Papers
arxiv:2309.10952

LMDX: Language Model-based Document Information Extraction and Localization

Published on Sep 19, 2023
· Featured in Daily Papers on Sep 21, 2023
Authors:
,
,
,

Abstract

Large Language Models (LLM) have revolutionized Natural Language Processing (NLP), improving state-of-the-art on many existing tasks and exhibiting emergent capabilities. However, LLMs have not yet been successfully applied on semi-structured document information extraction, which is at the core of many document processing workflows and consists of extracting key entities from a visually rich document (VRD) given a predefined target schema. The main obstacles to LLM adoption in that task have been the absence of layout encoding within LLMs, critical for a high quality extraction, and the lack of a grounding mechanism ensuring the answer is not hallucinated. In this paper, we introduce Language Model-based Document Information Extraction and Localization (LMDX), a methodology to adapt arbitrary LLMs for document information extraction. LMDX can do extraction of singular, repeated, and hierarchical entities, both with and without training data, while providing grounding guarantees and localizing the entities within the document. In particular, we apply LMDX to the PaLM 2-S LLM and evaluate it on VRDU and CORD benchmarks, setting a new state-of-the-art and showing how LMDX enables the creation of high quality, data-efficient parsers.

Community

This is an automated message from the Librarian Bot. I found the following papers similar to this paper.

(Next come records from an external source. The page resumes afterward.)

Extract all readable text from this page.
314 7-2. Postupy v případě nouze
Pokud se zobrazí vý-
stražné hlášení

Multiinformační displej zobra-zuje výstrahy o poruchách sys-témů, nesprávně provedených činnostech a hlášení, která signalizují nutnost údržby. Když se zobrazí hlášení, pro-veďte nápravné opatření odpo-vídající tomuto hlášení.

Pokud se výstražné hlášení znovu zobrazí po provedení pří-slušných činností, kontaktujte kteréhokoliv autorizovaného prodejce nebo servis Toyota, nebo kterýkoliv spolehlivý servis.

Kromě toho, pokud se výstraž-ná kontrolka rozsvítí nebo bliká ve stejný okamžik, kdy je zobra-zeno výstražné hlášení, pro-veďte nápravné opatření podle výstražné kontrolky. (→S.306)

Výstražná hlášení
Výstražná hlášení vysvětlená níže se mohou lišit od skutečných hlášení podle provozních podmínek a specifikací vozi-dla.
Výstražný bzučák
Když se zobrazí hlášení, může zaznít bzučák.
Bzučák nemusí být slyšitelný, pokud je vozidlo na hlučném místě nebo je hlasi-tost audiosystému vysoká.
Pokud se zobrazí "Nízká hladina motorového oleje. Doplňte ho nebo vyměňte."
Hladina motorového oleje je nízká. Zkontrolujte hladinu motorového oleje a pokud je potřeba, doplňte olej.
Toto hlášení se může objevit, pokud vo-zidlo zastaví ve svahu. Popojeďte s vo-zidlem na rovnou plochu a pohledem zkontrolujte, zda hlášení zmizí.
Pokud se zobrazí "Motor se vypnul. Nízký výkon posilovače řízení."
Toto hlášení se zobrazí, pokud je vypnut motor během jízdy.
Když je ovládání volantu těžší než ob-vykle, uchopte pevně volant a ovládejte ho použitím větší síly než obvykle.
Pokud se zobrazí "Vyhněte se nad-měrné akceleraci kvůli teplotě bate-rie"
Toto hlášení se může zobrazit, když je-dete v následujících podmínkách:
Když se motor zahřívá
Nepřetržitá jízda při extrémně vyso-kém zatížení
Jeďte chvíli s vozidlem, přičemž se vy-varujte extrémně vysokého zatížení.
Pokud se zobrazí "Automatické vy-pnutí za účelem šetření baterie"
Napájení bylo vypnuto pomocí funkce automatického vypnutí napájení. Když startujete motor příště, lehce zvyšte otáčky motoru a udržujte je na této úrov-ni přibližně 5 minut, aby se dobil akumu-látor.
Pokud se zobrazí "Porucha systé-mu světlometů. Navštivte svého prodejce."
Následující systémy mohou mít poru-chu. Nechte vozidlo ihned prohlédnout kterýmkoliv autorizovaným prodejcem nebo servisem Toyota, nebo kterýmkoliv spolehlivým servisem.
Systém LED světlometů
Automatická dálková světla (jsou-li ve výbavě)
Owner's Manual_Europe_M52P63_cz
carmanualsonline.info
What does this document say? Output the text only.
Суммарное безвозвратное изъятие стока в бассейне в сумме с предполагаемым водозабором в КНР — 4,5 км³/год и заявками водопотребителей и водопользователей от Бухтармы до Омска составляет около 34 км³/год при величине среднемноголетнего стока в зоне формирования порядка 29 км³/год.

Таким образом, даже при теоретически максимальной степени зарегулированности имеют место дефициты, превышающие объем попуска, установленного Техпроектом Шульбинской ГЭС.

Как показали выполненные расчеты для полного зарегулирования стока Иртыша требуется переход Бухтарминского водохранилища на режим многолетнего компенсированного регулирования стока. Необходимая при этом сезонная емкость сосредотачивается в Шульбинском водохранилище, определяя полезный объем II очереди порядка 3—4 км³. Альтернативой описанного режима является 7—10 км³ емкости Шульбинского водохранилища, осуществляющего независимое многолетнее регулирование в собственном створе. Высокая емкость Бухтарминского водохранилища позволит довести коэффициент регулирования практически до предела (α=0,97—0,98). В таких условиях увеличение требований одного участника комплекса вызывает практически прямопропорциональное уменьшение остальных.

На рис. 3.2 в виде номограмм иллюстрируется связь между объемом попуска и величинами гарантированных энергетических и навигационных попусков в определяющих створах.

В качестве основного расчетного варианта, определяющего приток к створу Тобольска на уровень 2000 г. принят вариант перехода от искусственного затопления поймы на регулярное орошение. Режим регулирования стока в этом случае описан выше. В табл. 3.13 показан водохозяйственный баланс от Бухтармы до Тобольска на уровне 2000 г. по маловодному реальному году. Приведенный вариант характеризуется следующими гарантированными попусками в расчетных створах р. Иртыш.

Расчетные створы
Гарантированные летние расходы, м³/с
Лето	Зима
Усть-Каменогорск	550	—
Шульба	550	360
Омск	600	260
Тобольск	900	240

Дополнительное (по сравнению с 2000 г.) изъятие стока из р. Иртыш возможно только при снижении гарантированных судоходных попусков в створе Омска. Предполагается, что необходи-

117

The following papers were recommended by the Semantic Scholar API

Please give a thumbs up to this comment if you found it helpful!

If you want recommendations for any Paper on Hugging Face checkout this Space

How can i use this model for fact extraction from mu owns documents?

Can this strategy be used with lower parameter models like Flan-UL2?

frustrated that the paper did not tell model size, and data size used in first-stage fine-tuning.

Hi all! Thanks all for your interest and reading the paper! Answering some of the questions below:

How can i use this model for fact extraction from mu owns documents?

Since the results are based on PaLM 2, we can't release the model, but we tried to describe the methodology in detail so it could replicated on other LLMs.

Can this strategy be used with lower parameter models like Flan-UL2?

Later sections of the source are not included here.